Unfortunately, many of the dishes had a schizoid quality about them in which sparkle and tedium shared the same attractive platter. Too many of the obviously top-drawer ingredients tasted like they were either left on the stovetop longer than was advisable or were overdressed with an otherwise delicious sauce. The vegetable salad, for instance, featured a sparkling array of fresh seasonal produce marinated within an inch of their lives in an eyeball-popping vinaigrette (accent on the vinegar) and then placed upon an incongruous bed of crisp romaine lettuce leaves. Another starter, the baked oysters, stumbled: Sweet, succulent Fanny Bays were blanketed with a crunchy, ponderous topping (advertised as "roasted red pepper butter") and baked (and baked and baked), emerging as dry, starchy ovals of protoplasm with just a hint of their former glory. The grilled quail, meanwhile, was absolutely succulent, smoky, and dripping with flavor, its delicate sensibilities beautifully accentuated with supple fig meat and the heady aroma of roasted onion.

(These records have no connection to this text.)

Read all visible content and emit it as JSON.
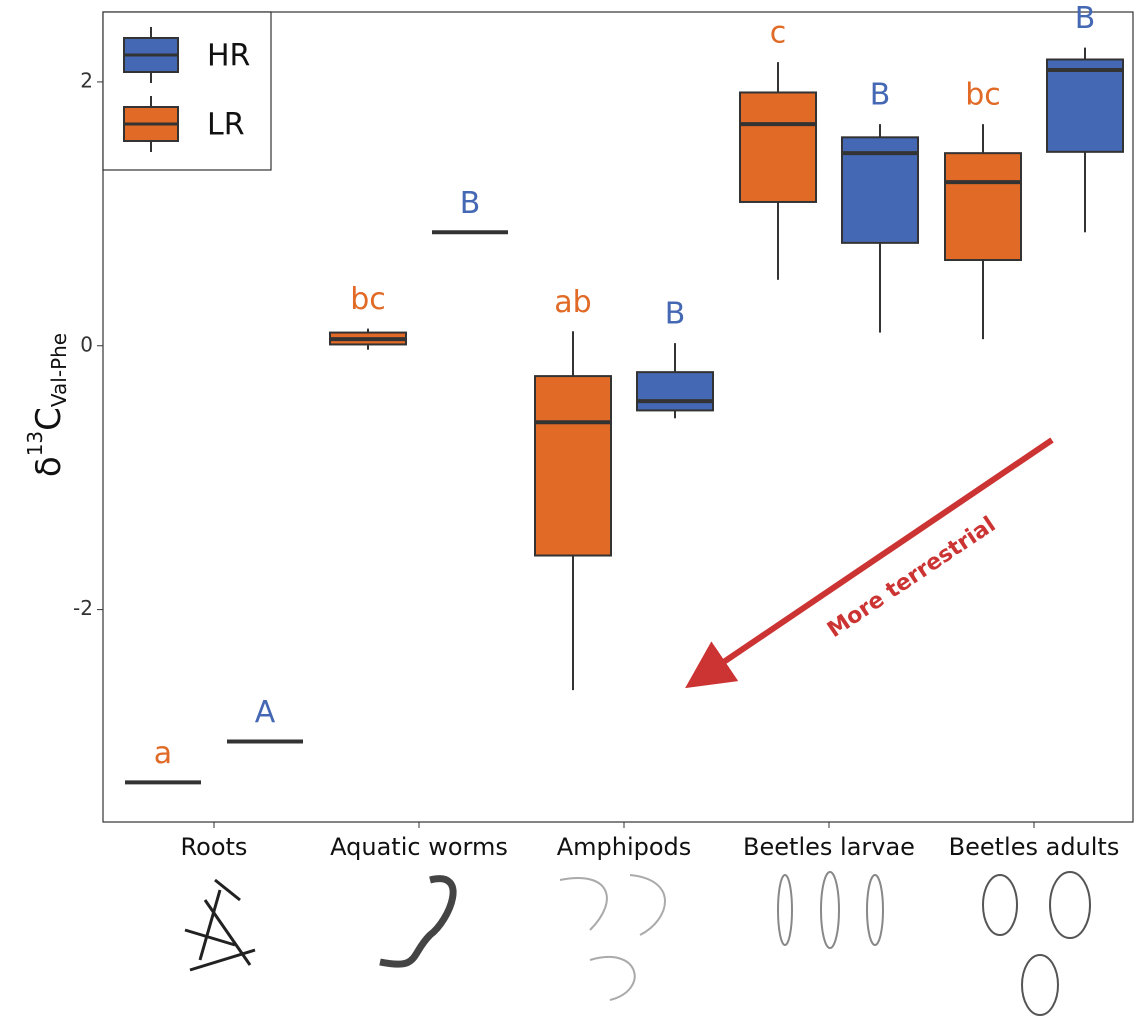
{
  "chart_data": {
    "type": "box",
    "y_label": {
      "base": "δ",
      "sup": "13",
      "main": "C",
      "sub": "Val-Phe"
    },
    "categories": [
      "Roots",
      "Aquatic worms",
      "Amphipods",
      "Beetles larvae",
      "Beetles adults"
    ],
    "series": [
      {
        "name": "HR",
        "color": "#4568b4",
        "min": [
          -3.0,
          0.86,
          -0.55,
          0.1,
          0.86
        ],
        "q1": [
          -3.0,
          0.86,
          -0.49,
          0.78,
          1.47
        ],
        "median": [
          -3.0,
          0.86,
          -0.42,
          1.46,
          2.09
        ],
        "q3": [
          -3.0,
          0.86,
          -0.2,
          1.58,
          2.17
        ],
        "max": [
          -3.0,
          0.86,
          0.02,
          1.68,
          2.26
        ],
        "letters": [
          "A",
          "B",
          "B",
          "B",
          "B"
        ]
      },
      {
        "name": "LR",
        "color": "#e06a26",
        "min": [
          -3.31,
          -0.03,
          -2.61,
          0.5,
          0.05
        ],
        "q1": [
          -3.31,
          0.01,
          -1.59,
          1.09,
          0.65
        ],
        "median": [
          -3.31,
          0.05,
          -0.58,
          1.68,
          1.24
        ],
        "q3": [
          -3.31,
          0.1,
          -0.23,
          1.92,
          1.46
        ],
        "max": [
          -3.31,
          0.13,
          0.11,
          2.15,
          1.68
        ],
        "letters": [
          "a",
          "bc",
          "ab",
          "c",
          "bc"
        ]
      }
    ],
    "ylim": [
      -3.61,
      2.53
    ],
    "yticks": [
      -2,
      0,
      2
    ],
    "annotation": "More terrestrial",
    "annotation_color": "#cc3333",
    "legend": "top-left"
  }
}
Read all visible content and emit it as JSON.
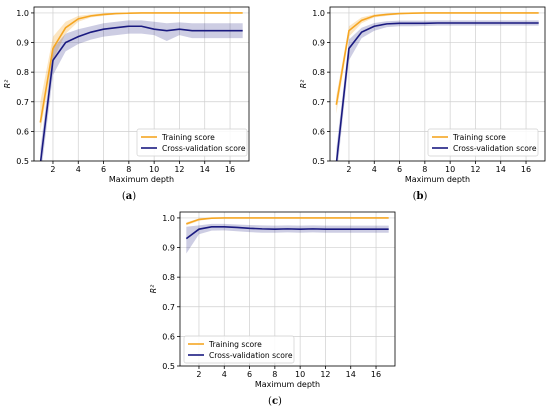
{
  "figure": {
    "captions": [
      "a",
      "b",
      "c"
    ]
  },
  "chart_data": [
    {
      "type": "line",
      "panel": "a",
      "xlabel": "Maximum depth",
      "ylabel": "R²",
      "xlim": [
        0.5,
        17.5
      ],
      "ylim": [
        0.5,
        1.02
      ],
      "xticks": [
        2,
        4,
        6,
        8,
        10,
        12,
        14,
        16
      ],
      "yticks": [
        0.5,
        0.6,
        0.7,
        0.8,
        0.9,
        1.0
      ],
      "ytick_labels": [
        "0.5",
        "0.6",
        "0.7",
        "0.8",
        "0.9",
        "1.0"
      ],
      "grid": true,
      "legend_position": "bottom-right",
      "x": [
        1,
        2,
        3,
        4,
        5,
        6,
        7,
        8,
        9,
        10,
        11,
        12,
        13,
        14,
        15,
        16,
        17
      ],
      "series": [
        {
          "name": "Training score",
          "color": "#f5a623",
          "values": [
            0.63,
            0.88,
            0.95,
            0.98,
            0.99,
            0.995,
            0.998,
            0.999,
            1.0,
            1.0,
            1.0,
            1.0,
            1.0,
            1.0,
            1.0,
            1.0,
            1.0
          ],
          "lower": [
            0.6,
            0.84,
            0.93,
            0.97,
            0.985,
            0.99,
            0.995,
            0.998,
            0.999,
            1.0,
            1.0,
            1.0,
            1.0,
            1.0,
            1.0,
            1.0,
            1.0
          ],
          "upper": [
            0.7,
            0.92,
            0.97,
            0.99,
            0.995,
            0.999,
            1.0,
            1.0,
            1.0,
            1.0,
            1.0,
            1.0,
            1.0,
            1.0,
            1.0,
            1.0,
            1.0
          ]
        },
        {
          "name": "Cross-validation score",
          "color": "#1a1a80",
          "values": [
            0.49,
            0.84,
            0.9,
            0.92,
            0.935,
            0.945,
            0.95,
            0.955,
            0.955,
            0.945,
            0.94,
            0.945,
            0.94,
            0.94,
            0.94,
            0.94,
            0.94
          ],
          "lower": [
            0.44,
            0.79,
            0.87,
            0.895,
            0.91,
            0.92,
            0.925,
            0.93,
            0.93,
            0.925,
            0.905,
            0.925,
            0.915,
            0.915,
            0.915,
            0.915,
            0.915
          ],
          "upper": [
            0.54,
            0.88,
            0.93,
            0.945,
            0.955,
            0.965,
            0.97,
            0.975,
            0.975,
            0.97,
            0.965,
            0.968,
            0.965,
            0.965,
            0.965,
            0.965,
            0.965
          ]
        }
      ]
    },
    {
      "type": "line",
      "panel": "b",
      "xlabel": "Maximum depth",
      "ylabel": "R²",
      "xlim": [
        0.5,
        17.5
      ],
      "ylim": [
        0.5,
        1.02
      ],
      "xticks": [
        2,
        4,
        6,
        8,
        10,
        12,
        14,
        16
      ],
      "yticks": [
        0.5,
        0.6,
        0.7,
        0.8,
        0.9,
        1.0
      ],
      "ytick_labels": [
        "0.5",
        "0.6",
        "0.7",
        "0.8",
        "0.9",
        "1.0"
      ],
      "grid": true,
      "legend_position": "bottom-right",
      "x": [
        1,
        2,
        3,
        4,
        5,
        6,
        7,
        8,
        9,
        10,
        11,
        12,
        13,
        14,
        15,
        16,
        17
      ],
      "series": [
        {
          "name": "Training score",
          "color": "#f5a623",
          "values": [
            0.69,
            0.94,
            0.975,
            0.99,
            0.995,
            0.998,
            0.999,
            1.0,
            1.0,
            1.0,
            1.0,
            1.0,
            1.0,
            1.0,
            1.0,
            1.0,
            1.0
          ],
          "lower": [
            0.66,
            0.92,
            0.965,
            0.985,
            0.99,
            0.995,
            0.998,
            0.999,
            1.0,
            1.0,
            1.0,
            1.0,
            1.0,
            1.0,
            1.0,
            1.0,
            1.0
          ],
          "upper": [
            0.72,
            0.955,
            0.985,
            0.995,
            0.998,
            1.0,
            1.0,
            1.0,
            1.0,
            1.0,
            1.0,
            1.0,
            1.0,
            1.0,
            1.0,
            1.0,
            1.0
          ]
        },
        {
          "name": "Cross-validation score",
          "color": "#1a1a80",
          "values": [
            0.49,
            0.88,
            0.935,
            0.955,
            0.963,
            0.965,
            0.965,
            0.965,
            0.966,
            0.966,
            0.966,
            0.966,
            0.966,
            0.966,
            0.966,
            0.966,
            0.966
          ],
          "lower": [
            0.44,
            0.84,
            0.915,
            0.94,
            0.952,
            0.955,
            0.955,
            0.956,
            0.957,
            0.957,
            0.957,
            0.957,
            0.957,
            0.957,
            0.957,
            0.957,
            0.957
          ],
          "upper": [
            0.54,
            0.91,
            0.95,
            0.966,
            0.972,
            0.974,
            0.974,
            0.974,
            0.975,
            0.975,
            0.975,
            0.975,
            0.975,
            0.975,
            0.975,
            0.975,
            0.975
          ]
        }
      ]
    },
    {
      "type": "line",
      "panel": "c",
      "xlabel": "Maximum depth",
      "ylabel": "R²",
      "xlim": [
        0.5,
        17.5
      ],
      "ylim": [
        0.5,
        1.02
      ],
      "xticks": [
        2,
        4,
        6,
        8,
        10,
        12,
        14,
        16
      ],
      "yticks": [
        0.5,
        0.6,
        0.7,
        0.8,
        0.9,
        1.0
      ],
      "ytick_labels": [
        "0.5",
        "0.6",
        "0.7",
        "0.8",
        "0.9",
        "1.0"
      ],
      "grid": true,
      "legend_position": "bottom-left",
      "x": [
        1,
        2,
        3,
        4,
        5,
        6,
        7,
        8,
        9,
        10,
        11,
        12,
        13,
        14,
        15,
        16,
        17
      ],
      "series": [
        {
          "name": "Training score",
          "color": "#f5a623",
          "values": [
            0.98,
            0.995,
            0.999,
            1.0,
            1.0,
            1.0,
            1.0,
            1.0,
            1.0,
            1.0,
            1.0,
            1.0,
            1.0,
            1.0,
            1.0,
            1.0,
            1.0
          ],
          "lower": [
            0.975,
            0.99,
            0.997,
            0.999,
            1.0,
            1.0,
            1.0,
            1.0,
            1.0,
            1.0,
            1.0,
            1.0,
            1.0,
            1.0,
            1.0,
            1.0,
            1.0
          ],
          "upper": [
            0.985,
            0.998,
            1.0,
            1.0,
            1.0,
            1.0,
            1.0,
            1.0,
            1.0,
            1.0,
            1.0,
            1.0,
            1.0,
            1.0,
            1.0,
            1.0,
            1.0
          ]
        },
        {
          "name": "Cross-validation score",
          "color": "#1a1a80",
          "values": [
            0.93,
            0.962,
            0.97,
            0.97,
            0.968,
            0.965,
            0.963,
            0.962,
            0.963,
            0.962,
            0.963,
            0.962,
            0.962,
            0.962,
            0.962,
            0.962,
            0.962
          ],
          "lower": [
            0.88,
            0.945,
            0.957,
            0.958,
            0.955,
            0.952,
            0.95,
            0.95,
            0.951,
            0.95,
            0.951,
            0.95,
            0.95,
            0.95,
            0.95,
            0.95,
            0.95
          ],
          "upper": [
            0.97,
            0.975,
            0.98,
            0.98,
            0.978,
            0.976,
            0.975,
            0.974,
            0.975,
            0.974,
            0.975,
            0.974,
            0.974,
            0.974,
            0.974,
            0.974,
            0.974
          ]
        }
      ]
    }
  ]
}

But couldn't those baby greens have been a bit less, um, perfunctory?

The brodetto (seafood stew) sparkled with a broth incomparable in my experience: Briny with the drippings of clam, mussel, scallop, and swordfish, it further delighted tongue and belly with an enchanted amalgam of peppers and spices and those Sacchi-approved addendums, citrus and wine. But once again the star -- the seafood -- was dry and overcooked. Everything about the pork chop was terrific -- the sweet, succulent roasted onions and the gratin of earthly potatoes, bracing celery root, and a gallon or two of heavy cream -- except the pork chop itself, which wasn't bad (there was a nice hint of balsamic vinegar discernible now and then), but wasn't particularly memorable, either.

The gnocchi, however, was a gustatory dream. Caffé Centro's version was alla Romana, which means it forsakes the boiled or fried potato, spinach, or farina pellets of other regions for the large, baked semolina cakes of the Eternal City. The semolina gave Centro's gnocchi rendition a marvelously rich, hush puppy, polenta-esque aspect; the baking (modern-day Romans advise serving it while the dish is still "alive," burbling and erupting from the oven's heat) provided an irresistibly crunchy top crust that encompassed the silky/ creamy delights beneath. Result: comfort food exponentialized.